Dr Lesley Ann Foster has a passion for women’s rights and her legacy is measured in the positive feedback she receives from the people whose lives she has touched.
Earlier this year, Dr Forster – who founded Masimanyane Women’s Rights International – intervened in a case involving domestic worker Phumza Kadeni, whose baby girl was taken away from her by her employer. The case was made more complex because the employer is a magistrate who had bonded with the baby. When Kadeni took her baby back, she was arrested. To add to this a social worker had reportedly written a report saying that Kadeni’s shack was not suitable for a baby and the courts gave her daughter back to the employer.

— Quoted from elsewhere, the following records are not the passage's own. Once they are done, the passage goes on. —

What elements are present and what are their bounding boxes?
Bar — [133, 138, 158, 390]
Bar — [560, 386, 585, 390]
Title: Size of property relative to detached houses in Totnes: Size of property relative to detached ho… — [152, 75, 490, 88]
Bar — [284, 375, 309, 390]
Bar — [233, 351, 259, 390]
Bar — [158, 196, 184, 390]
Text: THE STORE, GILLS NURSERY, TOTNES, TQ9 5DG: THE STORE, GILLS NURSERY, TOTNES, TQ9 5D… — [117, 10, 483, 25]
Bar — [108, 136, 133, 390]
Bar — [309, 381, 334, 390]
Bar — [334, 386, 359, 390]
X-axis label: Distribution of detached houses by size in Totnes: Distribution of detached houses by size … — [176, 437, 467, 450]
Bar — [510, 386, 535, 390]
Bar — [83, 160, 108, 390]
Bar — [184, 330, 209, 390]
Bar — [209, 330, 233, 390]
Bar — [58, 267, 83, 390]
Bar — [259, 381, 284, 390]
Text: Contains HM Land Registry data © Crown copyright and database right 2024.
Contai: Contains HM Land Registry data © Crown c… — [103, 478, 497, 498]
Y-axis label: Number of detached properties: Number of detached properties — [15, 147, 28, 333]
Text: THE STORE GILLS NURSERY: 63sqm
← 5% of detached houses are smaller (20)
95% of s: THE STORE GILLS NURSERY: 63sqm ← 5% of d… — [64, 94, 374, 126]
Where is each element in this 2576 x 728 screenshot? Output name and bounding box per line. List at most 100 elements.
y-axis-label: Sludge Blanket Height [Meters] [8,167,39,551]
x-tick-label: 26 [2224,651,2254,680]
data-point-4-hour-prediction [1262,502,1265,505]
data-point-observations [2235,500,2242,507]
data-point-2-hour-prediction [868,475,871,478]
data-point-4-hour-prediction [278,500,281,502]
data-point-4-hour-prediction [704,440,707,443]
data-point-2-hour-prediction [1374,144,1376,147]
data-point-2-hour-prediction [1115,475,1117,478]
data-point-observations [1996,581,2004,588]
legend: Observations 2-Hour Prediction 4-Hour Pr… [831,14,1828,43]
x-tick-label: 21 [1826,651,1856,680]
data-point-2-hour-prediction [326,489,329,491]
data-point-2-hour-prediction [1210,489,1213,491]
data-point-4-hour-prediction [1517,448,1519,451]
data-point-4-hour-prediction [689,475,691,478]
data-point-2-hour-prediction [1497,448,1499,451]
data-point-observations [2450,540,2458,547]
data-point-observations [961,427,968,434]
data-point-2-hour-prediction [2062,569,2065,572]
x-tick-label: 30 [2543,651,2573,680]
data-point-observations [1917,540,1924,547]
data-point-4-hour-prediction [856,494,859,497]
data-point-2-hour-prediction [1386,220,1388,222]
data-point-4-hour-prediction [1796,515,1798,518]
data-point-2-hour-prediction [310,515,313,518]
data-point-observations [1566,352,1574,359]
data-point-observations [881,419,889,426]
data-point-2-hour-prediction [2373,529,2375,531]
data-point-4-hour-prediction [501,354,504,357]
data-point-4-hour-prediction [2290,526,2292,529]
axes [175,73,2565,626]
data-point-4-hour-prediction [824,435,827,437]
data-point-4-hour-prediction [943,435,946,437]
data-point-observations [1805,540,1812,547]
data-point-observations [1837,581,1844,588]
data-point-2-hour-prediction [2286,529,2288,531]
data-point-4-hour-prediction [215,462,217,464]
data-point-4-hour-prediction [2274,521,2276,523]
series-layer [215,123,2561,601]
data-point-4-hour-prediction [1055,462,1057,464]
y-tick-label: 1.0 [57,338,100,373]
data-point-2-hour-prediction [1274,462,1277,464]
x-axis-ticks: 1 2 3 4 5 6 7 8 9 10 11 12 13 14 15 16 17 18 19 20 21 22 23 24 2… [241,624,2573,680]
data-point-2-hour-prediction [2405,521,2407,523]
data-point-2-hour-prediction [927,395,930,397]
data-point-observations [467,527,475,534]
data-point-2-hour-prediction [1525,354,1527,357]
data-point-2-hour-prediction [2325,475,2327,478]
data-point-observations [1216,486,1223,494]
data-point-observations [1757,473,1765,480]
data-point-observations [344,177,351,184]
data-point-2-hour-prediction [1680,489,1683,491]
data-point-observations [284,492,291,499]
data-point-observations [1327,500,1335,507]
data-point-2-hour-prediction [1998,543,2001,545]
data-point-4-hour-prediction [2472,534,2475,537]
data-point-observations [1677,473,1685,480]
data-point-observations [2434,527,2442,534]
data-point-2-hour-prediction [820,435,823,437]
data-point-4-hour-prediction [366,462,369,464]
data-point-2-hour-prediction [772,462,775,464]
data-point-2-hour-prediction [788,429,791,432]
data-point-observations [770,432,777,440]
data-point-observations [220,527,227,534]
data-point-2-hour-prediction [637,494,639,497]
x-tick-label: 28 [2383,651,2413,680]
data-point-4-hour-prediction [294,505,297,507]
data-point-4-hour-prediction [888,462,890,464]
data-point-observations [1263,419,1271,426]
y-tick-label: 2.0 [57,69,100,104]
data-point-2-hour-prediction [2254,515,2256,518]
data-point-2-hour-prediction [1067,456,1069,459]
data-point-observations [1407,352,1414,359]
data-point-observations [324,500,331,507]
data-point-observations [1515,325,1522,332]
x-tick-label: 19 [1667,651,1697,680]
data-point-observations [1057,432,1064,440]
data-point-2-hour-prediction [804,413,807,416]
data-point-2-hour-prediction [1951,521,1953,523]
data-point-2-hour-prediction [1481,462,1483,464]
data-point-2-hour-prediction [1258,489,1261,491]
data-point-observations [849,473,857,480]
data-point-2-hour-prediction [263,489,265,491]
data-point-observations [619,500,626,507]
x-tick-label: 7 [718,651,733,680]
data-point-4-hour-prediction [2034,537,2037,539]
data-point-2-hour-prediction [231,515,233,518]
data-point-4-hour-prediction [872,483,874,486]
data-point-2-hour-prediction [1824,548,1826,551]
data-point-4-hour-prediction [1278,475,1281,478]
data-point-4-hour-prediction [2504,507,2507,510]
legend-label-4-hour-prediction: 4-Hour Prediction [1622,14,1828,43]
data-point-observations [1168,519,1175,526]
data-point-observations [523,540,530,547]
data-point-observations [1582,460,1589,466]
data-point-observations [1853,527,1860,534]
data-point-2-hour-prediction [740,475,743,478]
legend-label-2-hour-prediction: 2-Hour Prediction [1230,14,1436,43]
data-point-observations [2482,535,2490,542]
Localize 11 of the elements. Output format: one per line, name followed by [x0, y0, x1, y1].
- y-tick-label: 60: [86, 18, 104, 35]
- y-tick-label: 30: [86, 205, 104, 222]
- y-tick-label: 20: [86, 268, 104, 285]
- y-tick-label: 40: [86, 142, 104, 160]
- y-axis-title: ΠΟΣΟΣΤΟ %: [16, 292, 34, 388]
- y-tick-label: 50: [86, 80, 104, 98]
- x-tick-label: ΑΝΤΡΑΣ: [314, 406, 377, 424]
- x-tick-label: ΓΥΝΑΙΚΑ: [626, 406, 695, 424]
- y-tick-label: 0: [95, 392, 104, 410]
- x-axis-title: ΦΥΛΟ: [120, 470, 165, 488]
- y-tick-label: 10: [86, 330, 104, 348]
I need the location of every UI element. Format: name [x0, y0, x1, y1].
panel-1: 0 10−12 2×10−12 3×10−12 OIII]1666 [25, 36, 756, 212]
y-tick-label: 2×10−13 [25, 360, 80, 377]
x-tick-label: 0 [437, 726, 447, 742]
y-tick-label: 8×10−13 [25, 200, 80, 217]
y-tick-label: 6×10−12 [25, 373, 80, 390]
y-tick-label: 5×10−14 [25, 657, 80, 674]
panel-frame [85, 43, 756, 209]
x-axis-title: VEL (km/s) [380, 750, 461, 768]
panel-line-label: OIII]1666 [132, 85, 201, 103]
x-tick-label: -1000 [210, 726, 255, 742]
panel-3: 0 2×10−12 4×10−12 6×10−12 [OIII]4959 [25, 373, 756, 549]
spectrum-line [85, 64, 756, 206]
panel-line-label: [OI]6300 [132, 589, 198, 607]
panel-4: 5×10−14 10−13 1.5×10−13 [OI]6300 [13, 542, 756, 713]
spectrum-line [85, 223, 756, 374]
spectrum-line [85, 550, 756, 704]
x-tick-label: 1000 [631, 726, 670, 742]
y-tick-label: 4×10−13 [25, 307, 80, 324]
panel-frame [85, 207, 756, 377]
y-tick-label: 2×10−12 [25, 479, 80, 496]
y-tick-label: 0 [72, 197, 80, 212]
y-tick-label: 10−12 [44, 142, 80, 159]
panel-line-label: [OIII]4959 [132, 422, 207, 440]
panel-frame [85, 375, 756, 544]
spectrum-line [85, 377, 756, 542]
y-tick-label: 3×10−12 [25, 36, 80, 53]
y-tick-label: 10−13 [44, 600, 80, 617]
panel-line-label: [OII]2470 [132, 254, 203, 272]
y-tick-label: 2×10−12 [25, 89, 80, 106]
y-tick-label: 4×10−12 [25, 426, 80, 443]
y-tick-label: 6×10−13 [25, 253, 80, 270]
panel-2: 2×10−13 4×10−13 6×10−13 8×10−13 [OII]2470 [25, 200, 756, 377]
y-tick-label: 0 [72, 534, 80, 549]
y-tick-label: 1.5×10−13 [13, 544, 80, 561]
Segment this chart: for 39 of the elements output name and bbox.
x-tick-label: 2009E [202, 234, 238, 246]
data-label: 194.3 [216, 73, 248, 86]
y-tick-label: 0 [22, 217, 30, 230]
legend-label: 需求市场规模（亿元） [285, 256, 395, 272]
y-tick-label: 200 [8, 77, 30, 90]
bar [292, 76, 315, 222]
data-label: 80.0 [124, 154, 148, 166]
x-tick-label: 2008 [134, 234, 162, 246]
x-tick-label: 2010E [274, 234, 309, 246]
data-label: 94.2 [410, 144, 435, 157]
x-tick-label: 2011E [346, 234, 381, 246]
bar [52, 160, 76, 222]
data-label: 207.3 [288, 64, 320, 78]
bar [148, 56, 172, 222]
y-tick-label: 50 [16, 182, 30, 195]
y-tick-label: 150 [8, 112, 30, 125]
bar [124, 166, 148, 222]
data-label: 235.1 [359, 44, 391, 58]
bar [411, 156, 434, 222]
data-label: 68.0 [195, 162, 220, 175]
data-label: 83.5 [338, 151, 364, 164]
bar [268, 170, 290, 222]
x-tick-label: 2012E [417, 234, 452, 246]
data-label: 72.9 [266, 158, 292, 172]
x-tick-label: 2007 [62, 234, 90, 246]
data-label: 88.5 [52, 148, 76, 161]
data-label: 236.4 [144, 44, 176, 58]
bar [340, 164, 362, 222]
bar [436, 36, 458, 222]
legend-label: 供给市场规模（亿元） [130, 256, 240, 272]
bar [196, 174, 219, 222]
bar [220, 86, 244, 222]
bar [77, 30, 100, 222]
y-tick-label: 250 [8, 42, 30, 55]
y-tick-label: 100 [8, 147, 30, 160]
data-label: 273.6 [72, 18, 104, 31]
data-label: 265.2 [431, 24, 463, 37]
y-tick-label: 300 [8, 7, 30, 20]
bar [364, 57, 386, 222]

“I was furious when I heard the story. Since when does being poor disqualify a woman from being a mother? I wrote to the magistrate, quoting international and domestic law and highlighting that it is in the best interests of the baby to be with her mother. I made a very strong case and the baby was returned home,” said Dr Foster. Dr Foster started Masimanyane in 1996, after working with street children for seven years and realising that it was often an unfavourable home environment that forced them to live on the streets. Masimanyane has a 10bed shelter in East London which provides a sanctuary for female victims of domestic violence and their children. “We provide temporary accommodation, meet basic needs and offer counselling and life skills programmes,” she said. Masimanyane is funded by the Department of Social Development and employs about 42 people. It also offers medical and legal services and 24-hour counselling.
Dr Lesley Ann Foster founded the Masimanyane Women’s Support Centre and is known as a champion for women's rights.